I find this so ridiculous and bizarre. Well, first of all I can't think what the name would be, not that I'm a great authority on the subject. The only thing that comes to mind is Ron Jeremy. That's two names, Ron and Jeremy, and you can't possibly object to either one alone on these grounds. Now if she wants to name the baby Ronald Jeremy Smith, surely it would be easy to convince the wife to just give one slot to honor her grandfather, and maybe another grandfather's name in the other slot. (Maybe their last name is Jeremy, and the grandfather's name is Ronald, which would make things more difficult; but the letter-writer doesn't say or imply this. And anyway, just put Ronald in the middle.)

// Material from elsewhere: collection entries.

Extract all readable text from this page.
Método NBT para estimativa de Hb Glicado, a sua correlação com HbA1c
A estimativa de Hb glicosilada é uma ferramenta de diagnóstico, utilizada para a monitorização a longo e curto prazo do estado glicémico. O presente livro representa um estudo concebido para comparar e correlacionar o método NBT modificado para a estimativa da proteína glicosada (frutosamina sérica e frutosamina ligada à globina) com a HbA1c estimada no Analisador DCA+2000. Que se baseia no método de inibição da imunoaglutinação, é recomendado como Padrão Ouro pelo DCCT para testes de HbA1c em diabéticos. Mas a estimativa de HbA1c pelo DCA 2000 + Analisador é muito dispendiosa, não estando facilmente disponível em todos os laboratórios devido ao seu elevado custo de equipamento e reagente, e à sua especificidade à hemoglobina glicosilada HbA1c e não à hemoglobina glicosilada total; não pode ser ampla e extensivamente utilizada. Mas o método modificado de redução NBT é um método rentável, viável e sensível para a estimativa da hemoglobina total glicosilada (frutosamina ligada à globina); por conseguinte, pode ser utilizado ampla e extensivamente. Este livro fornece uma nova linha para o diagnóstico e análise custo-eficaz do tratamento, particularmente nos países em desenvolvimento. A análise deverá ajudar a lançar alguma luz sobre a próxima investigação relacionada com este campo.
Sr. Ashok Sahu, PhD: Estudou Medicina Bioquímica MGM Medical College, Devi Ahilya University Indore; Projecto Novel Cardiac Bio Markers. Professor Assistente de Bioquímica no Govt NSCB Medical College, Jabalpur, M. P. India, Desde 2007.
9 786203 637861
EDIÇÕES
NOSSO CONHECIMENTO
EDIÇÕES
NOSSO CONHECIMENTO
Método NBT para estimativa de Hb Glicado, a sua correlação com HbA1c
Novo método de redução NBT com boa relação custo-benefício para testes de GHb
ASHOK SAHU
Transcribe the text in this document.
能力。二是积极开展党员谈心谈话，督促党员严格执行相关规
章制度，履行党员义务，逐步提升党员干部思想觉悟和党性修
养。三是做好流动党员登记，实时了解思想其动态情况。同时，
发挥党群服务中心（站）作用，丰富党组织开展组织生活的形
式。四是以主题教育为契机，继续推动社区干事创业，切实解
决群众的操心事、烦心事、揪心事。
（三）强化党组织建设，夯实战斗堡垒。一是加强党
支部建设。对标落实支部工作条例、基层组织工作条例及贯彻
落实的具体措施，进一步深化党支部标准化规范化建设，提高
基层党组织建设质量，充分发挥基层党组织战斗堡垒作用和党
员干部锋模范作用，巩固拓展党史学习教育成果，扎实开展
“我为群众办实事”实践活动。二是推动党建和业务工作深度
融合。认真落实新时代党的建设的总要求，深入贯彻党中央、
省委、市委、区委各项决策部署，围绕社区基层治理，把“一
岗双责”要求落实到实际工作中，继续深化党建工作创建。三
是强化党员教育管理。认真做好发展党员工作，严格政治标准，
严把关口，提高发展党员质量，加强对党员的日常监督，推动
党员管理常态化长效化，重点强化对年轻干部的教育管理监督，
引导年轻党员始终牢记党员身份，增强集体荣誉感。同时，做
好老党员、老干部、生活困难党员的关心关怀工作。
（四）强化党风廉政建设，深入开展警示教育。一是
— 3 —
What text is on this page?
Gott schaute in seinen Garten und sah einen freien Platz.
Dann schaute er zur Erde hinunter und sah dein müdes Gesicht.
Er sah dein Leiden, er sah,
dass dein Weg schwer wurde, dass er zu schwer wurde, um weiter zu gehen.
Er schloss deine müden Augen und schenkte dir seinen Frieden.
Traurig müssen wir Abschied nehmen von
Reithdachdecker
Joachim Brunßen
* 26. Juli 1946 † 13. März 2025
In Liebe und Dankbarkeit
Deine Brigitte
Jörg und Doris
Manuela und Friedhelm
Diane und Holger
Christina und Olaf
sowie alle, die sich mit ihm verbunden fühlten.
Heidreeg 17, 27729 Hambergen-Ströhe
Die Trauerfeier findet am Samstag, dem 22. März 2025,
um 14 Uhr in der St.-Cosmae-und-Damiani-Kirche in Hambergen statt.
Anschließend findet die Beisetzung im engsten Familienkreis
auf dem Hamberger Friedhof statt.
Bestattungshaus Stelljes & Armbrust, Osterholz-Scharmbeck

I just keep thinking, is her grandfather named Alotta Fagina or something? I mean if it's been good enough for an elderly man his whole life--if he doesn't get hung up on when he tries to order a pizza, for example--then it's probably okay for a kid. By the time he's applying for jobs this celebrity's heyday will be about 50 years past! Maybe run the idea past Grandma, or Parent/aunts/uncles, to see if they discourage it on the basis of it being a difficult name to live with. My dad shares his extremely common name with a celebrity, and people still occasionally make comments about it, so I find it unlikely that people so close to Grandfather wouldn't realize his name was a problem, if it was.
Another thing is, normally when you know someone with a certain name, you think of them first, and only later any famous people with the same name. So when I hear the name Jane, I think of a friend and some relatives with that name, and only later people like Jane Austen or Jane Seymour. So I find it kind of weird that the husband goes immediately to a
**** star name, and not his wife's grandfather, to whom she is so close.
It just reminds me of the time I told a friend that my cousin had named her new baby Michael Scott Smith, and the friend's immediate response was to snicker and go, "Oh no! Poor kid!" I ran through the initials, the possible nicknames, and I couldn't figure out what was wrong with it. Finally my friend said, "Michael Scott is the bad boss on
The Office!" I rolled my eyes
so hard. Michael and Scott are both extremely common names, family names for my cousin. Most likely neither she nor her friends watch
The Office, and I doubt little Michael's peers will either! Give me a break.